1816 : Une terrible éruption volcanique en Indonésie entraîne de mauvaises récoltes et des famines dans le monde entier, ce qui conduit à l’abattage massif de chevaux. Ainsi la première bicyclette voit le jour en 1817 en Allemagne, par le baron Karl von Drais.

A cette époque, Drais réfléchit à une alternative à la calèche à chevaux et invente ce premier deux-roues, qui sera la 1ère machine à courir sans pédales. L’engin séduit mais il est peu maniable, fatigue les jambes et pèse près de 25 kilos. Il tombe vite en désuétude !

Comme le souligne l’économiste Frédéric Héran : “On est en pleine révolution industrielle et on cherche depuis déjà plusieurs décennies à alléger les modes de transport. Un carrosse, ça fait 3 tonnes, il faut 2 ou 4 chevaux pour le tirer. Et c’est dans ce contexte que l’idée de tenir en équilibre sur deux roues grâce au mouvement, apparaît crédible ».

En 1861, On amène une draisienne cassée dans l’atelier de Pierre Michaux, un charron parisien. Il a l’idée d’ajouter deux pédales à la roue avant et le vélocipède est né. Ainsi dès 1865, la michaudine est produite par centaines. Et Frédéric Héran rajoute : “C’est l’objet manufacturé le plus complexe de l’époque qui connaît un grand succès auprès de l’aristocratie, avec la machine à coudre et la machine à vapeur”.

Cependant, c’est le mouvement des jambes qui transmet la rotation aux roues au prix d’un grand effort !  Alors, il reste utilisé exclusivement par les hommes, amateurs de vitesse et de promenade.

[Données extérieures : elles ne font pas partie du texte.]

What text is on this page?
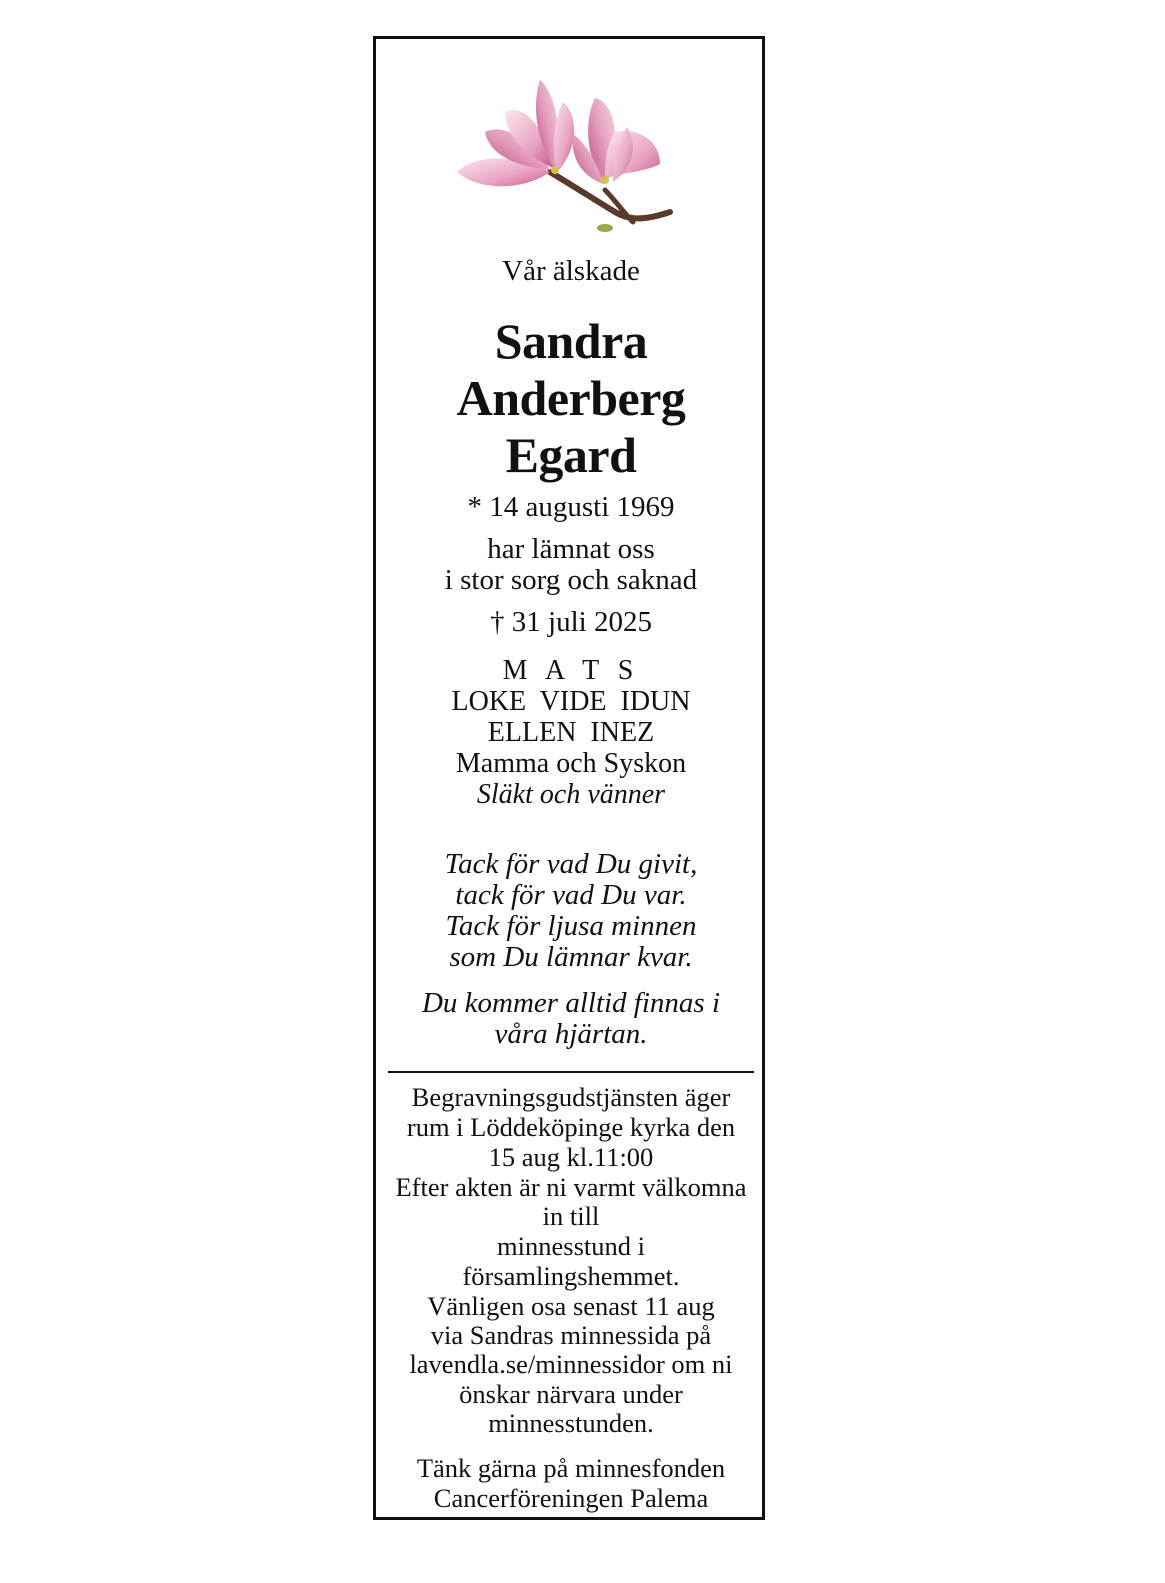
Vår älskade
Sandra
Anderberg
Egard
* 14 augusti 1969
har lämnat oss
i stor sorg och saknad
† 31 juli 2025
M A T S
LOKE  VIDE  IDUN
ELLEN  INEZ
Mamma och Syskon
Släkt och vänner
Tack för vad Du givit,
tack för vad Du var.
Tack för ljusa minnen
som Du lämnar kvar.
Du kommer alltid finnas i
våra hjärtan.
Begravningsgudstjänsten äger
rum i Löddeköpinge kyrka den
15 aug kl.11:00
Efter akten är ni varmt välkomna
in till
minnesstund i
församlingshemmet.
Vänligen osa senast 11 aug
via Sandras minnessida på
lavendla.se/minnessidor om ni
önskar närvara under
minnesstunden.
Tänk gärna på minnesfonden
Cancerföreningen Palema
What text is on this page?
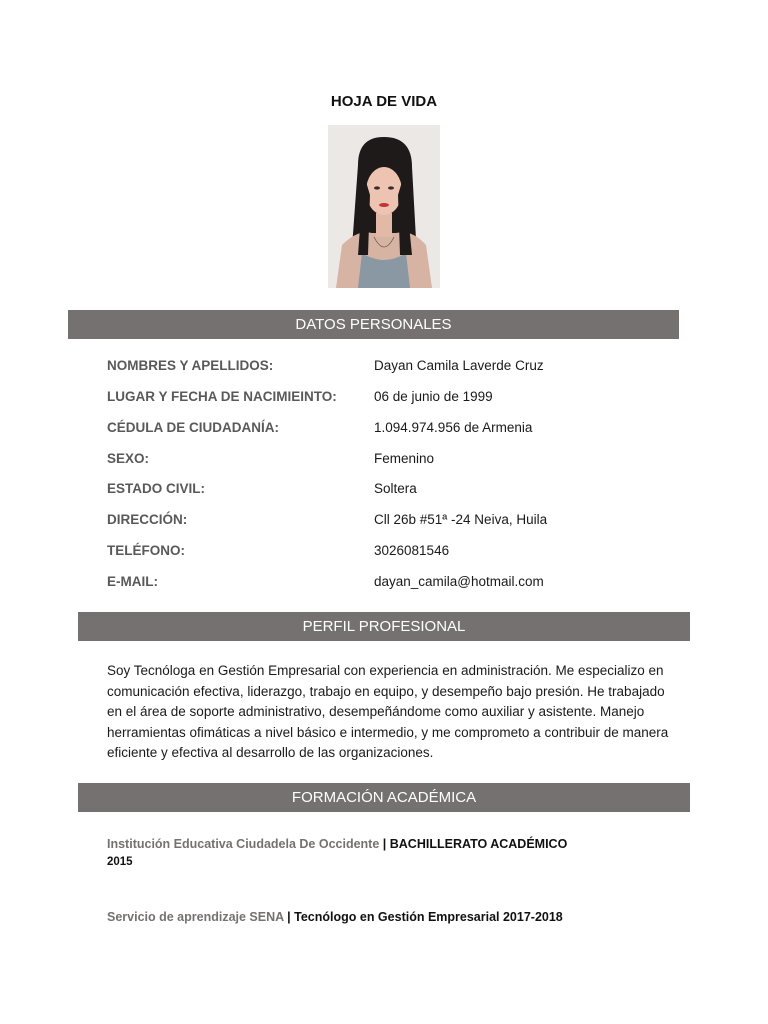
HOJA DE VIDA
DATOS PERSONALES
NOMBRES Y APELLIDOS:	Dayan Camila Laverde Cruz
LUGAR Y FECHA DE NACIMIEINTO:	06 de junio de 1999
CÉDULA DE CIUDADANÍA:	1.094.974.956 de Armenia
SEXO:	Femenino
ESTADO CIVIL:	Soltera
DIRECCIÓN:	Cll 26b #51ª -24 Neiva, Huila
TELÉFONO:	3026081546
E-MAIL:	dayan_camila@hotmail.com
PERFIL PROFESIONAL
Soy Tecnóloga en Gestión Empresarial con experiencia en administración. Me especializo en comunicación efectiva, liderazgo, trabajo en equipo, y desempeño bajo presión. He trabajado en el área de soporte administrativo, desempeñándome como auxiliar y asistente. Manejo herramientas ofimáticas a nivel básico e intermedio, y me comprometo a contribuir de manera eficiente y efectiva al desarrollo de las organizaciones.
FORMACIÓN ACADÉMICA
Institución Educativa Ciudadela De Occidente | BACHILLERATO ACADÉMICO
2015
Servicio de aprendizaje SENA | Tecnólogo en Gestión Empresarial 2017-2018
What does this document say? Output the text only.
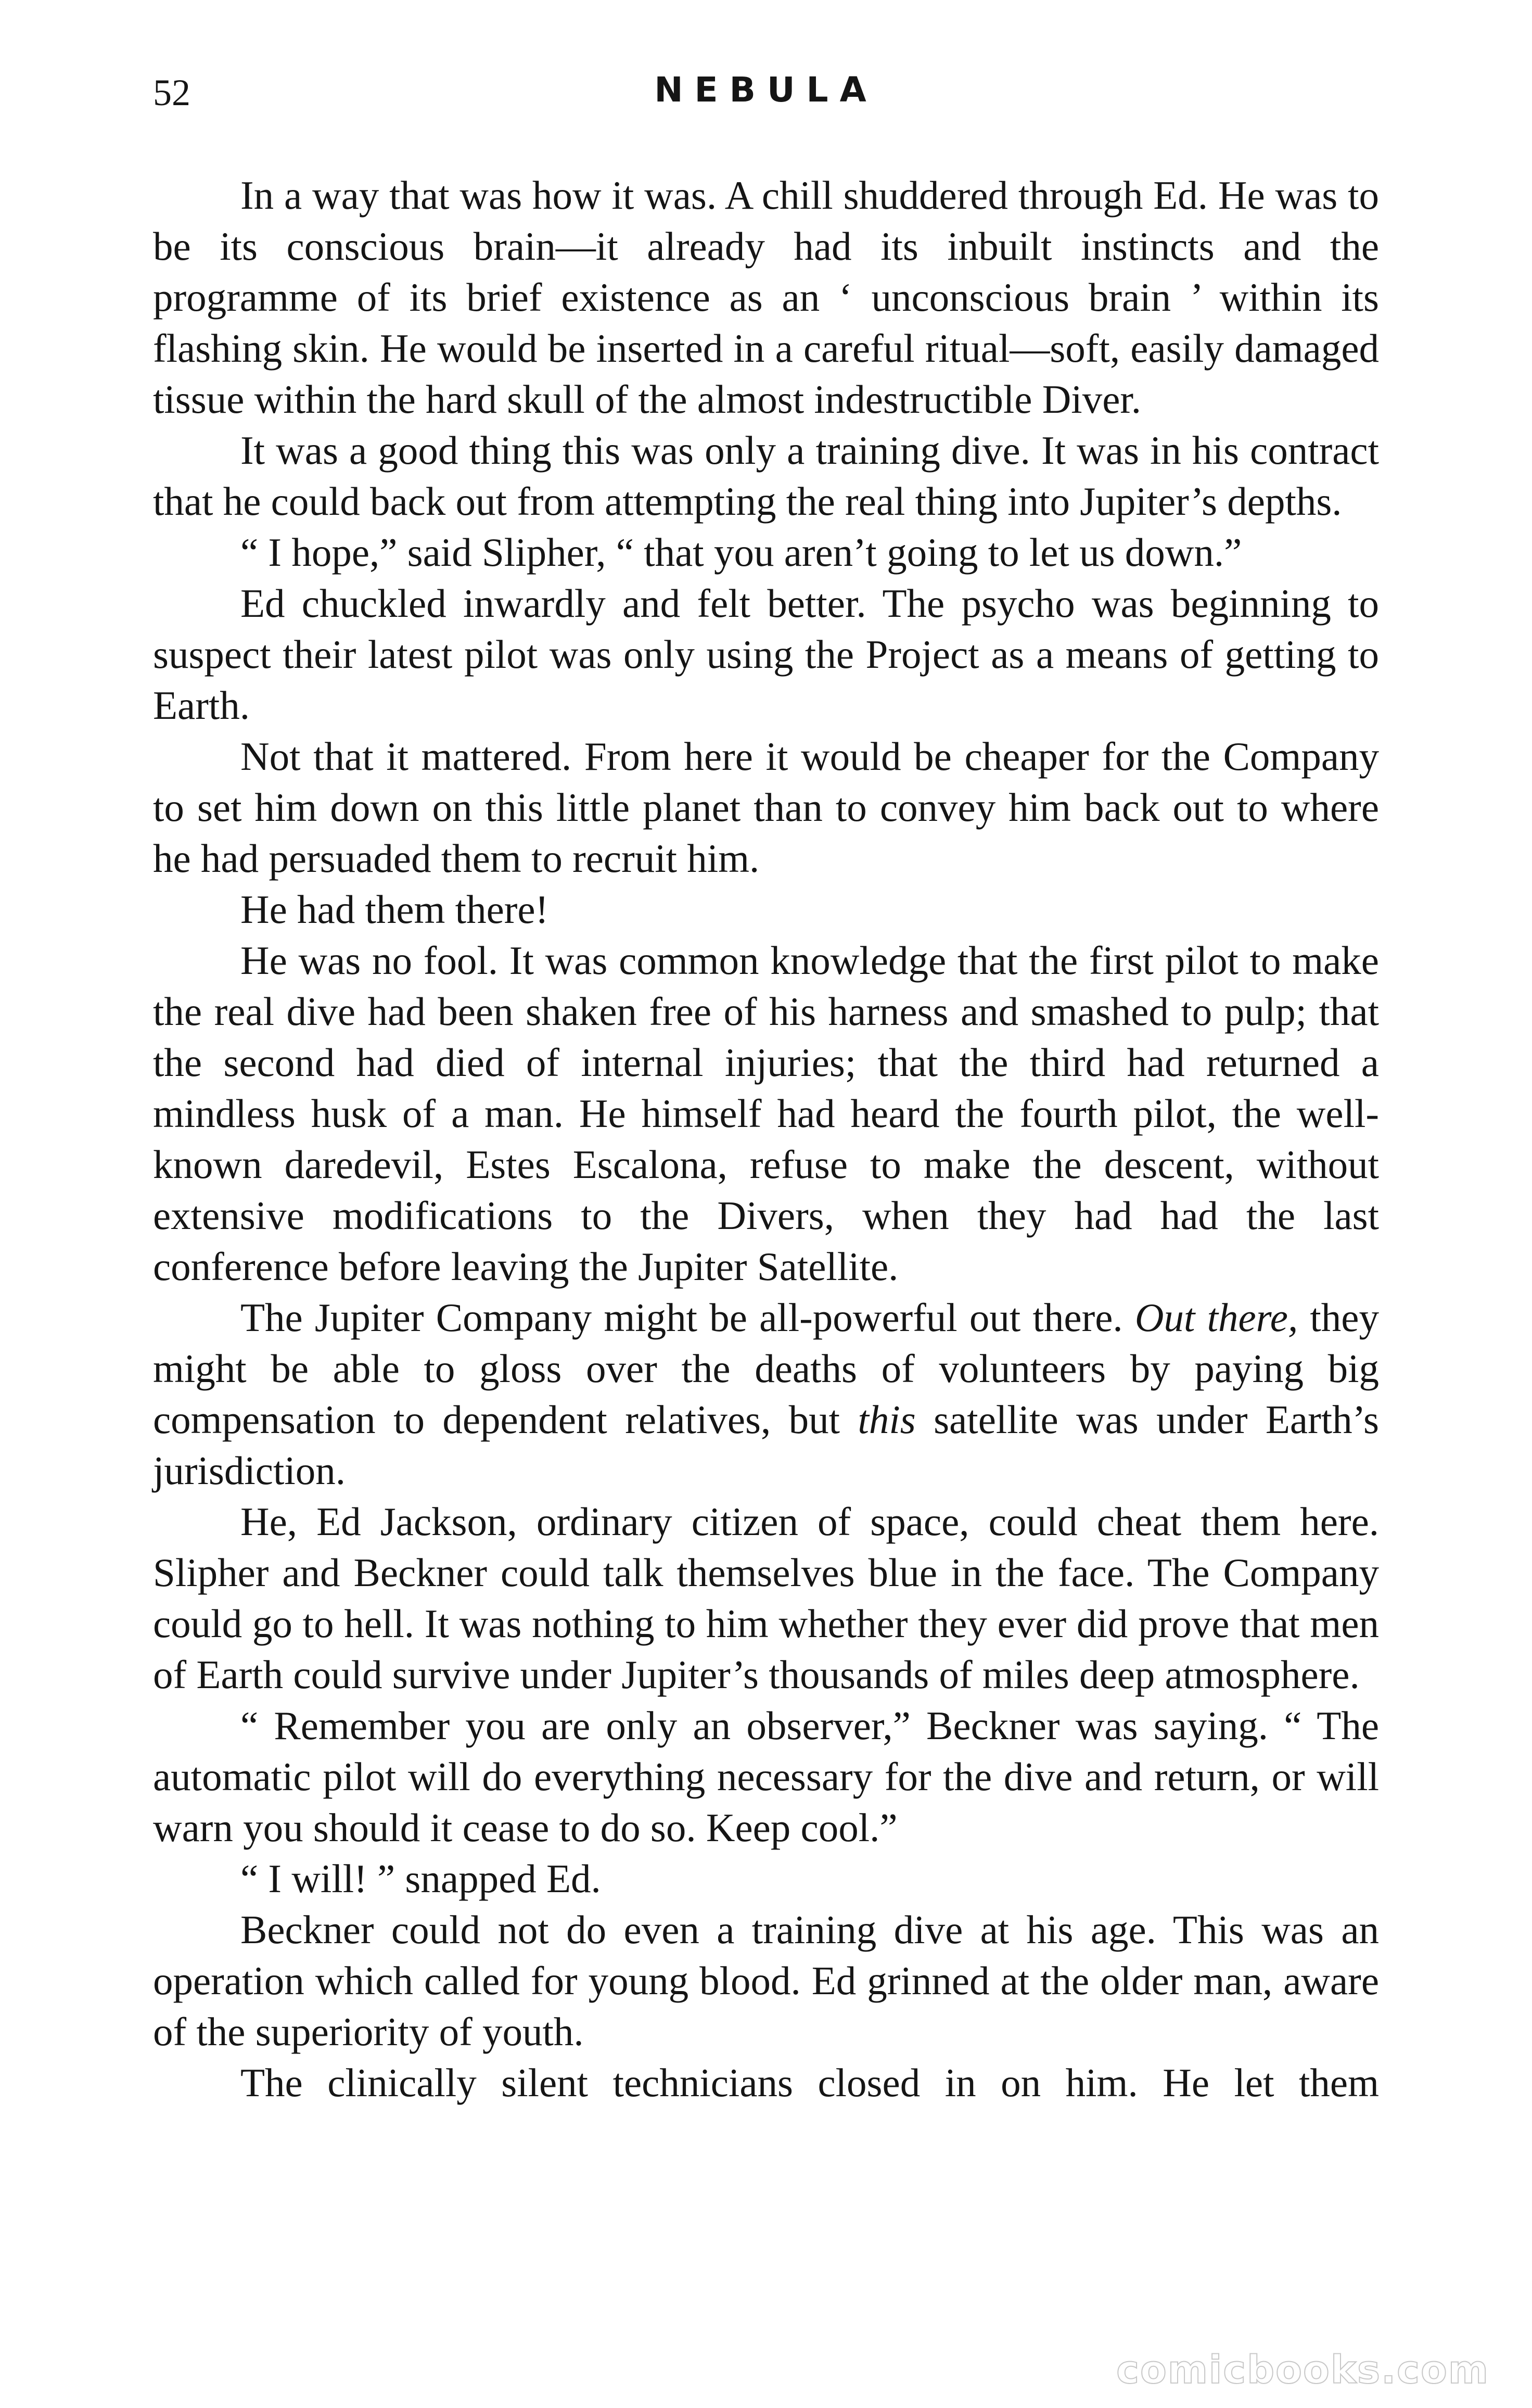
52	NEBULA

In a way that was how it was. A chill shuddered through Ed. He was to be its conscious brain—it already had its inbuilt instincts and the programme of its brief existence as an ‘ unconscious brain ’ within its flashing skin. He would be inserted in a careful ritual—soft, easily damaged tissue within the hard skull of the almost indestructible Diver.

It was a good thing this was only a training dive. It was in his contract that he could back out from attempting the real thing into Jupiter’s depths.

“ I hope,” said Slipher, “ that you aren’t going to let us down.”

Ed chuckled inwardly and felt better. The psycho was beginning to suspect their latest pilot was only using the Project as a means of getting to Earth.

Not that it mattered. From here it would be cheaper for the Company to set him down on this little planet than to convey him back out to where he had persuaded them to recruit him.

He had them there!

He was no fool. It was common knowledge that the first pilot to make the real dive had been shaken free of his harness and smashed to pulp; that the second had died of internal injuries; that the third had returned a mindless husk of a man. He himself had heard the fourth pilot, the well-known daredevil, Estes Escalona, refuse to make the descent, without extensive modifications to the Divers, when they had had the last conference before leaving the Jupiter Satellite.

The Jupiter Company might be all-powerful out there. Out there, they might be able to gloss over the deaths of volunteers by paying big compensation to dependent relatives, but this satellite was under Earth’s jurisdiction.

He, Ed Jackson, ordinary citizen of space, could cheat them here. Slipher and Beckner could talk themselves blue in the face. The Company could go to hell. It was nothing to him whether they ever did prove that men of Earth could survive under Jupiter’s thousands of miles deep atmosphere.

“ Remember you are only an observer,” Beckner was saying. “ The automatic pilot will do everything necessary for the dive and return, or will warn you should it cease to do so. Keep cool.”

“ I will! ” snapped Ed.

Beckner could not do even a training dive at his age. This was an operation which called for young blood. Ed grinned at the older man, aware of the superiority of youth.

The clinically silent technicians closed in on him. He let them

comicbooks.com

Frédéric Héran rajoute : “La Grande-Bretagne, l’Allemagne et la France, seuls grands pays avec d’importantes capacités industrielles, vont améliorer progressivement le vélo, et, il va y avoir une trentaine d’années de concurrence effrénée pour mettre au point le vélo moderne à coup de centaines de brevets déposés.”  Comme l’augmentation prodigieuse de la taille de la roue avant, pour aller plus vite.

Son histoire reste un comte en dents de scie. Dès la fin du XIX siècle, le coût du vélo est réduit par 10, concurrence oblige ! Alors il devient un moyen de locomotion populaire jusqu’à ce que la voiture se démocratise, pour revenir en force après les années 80 : “C’est l’invention du pneumatique, qui rend beaucoup plus confortable le vélo, surtout dans un contexte de voiries dans un état souvent assez médiocre avec des pavés, des trous, des ornières” selon Frédéric Héran.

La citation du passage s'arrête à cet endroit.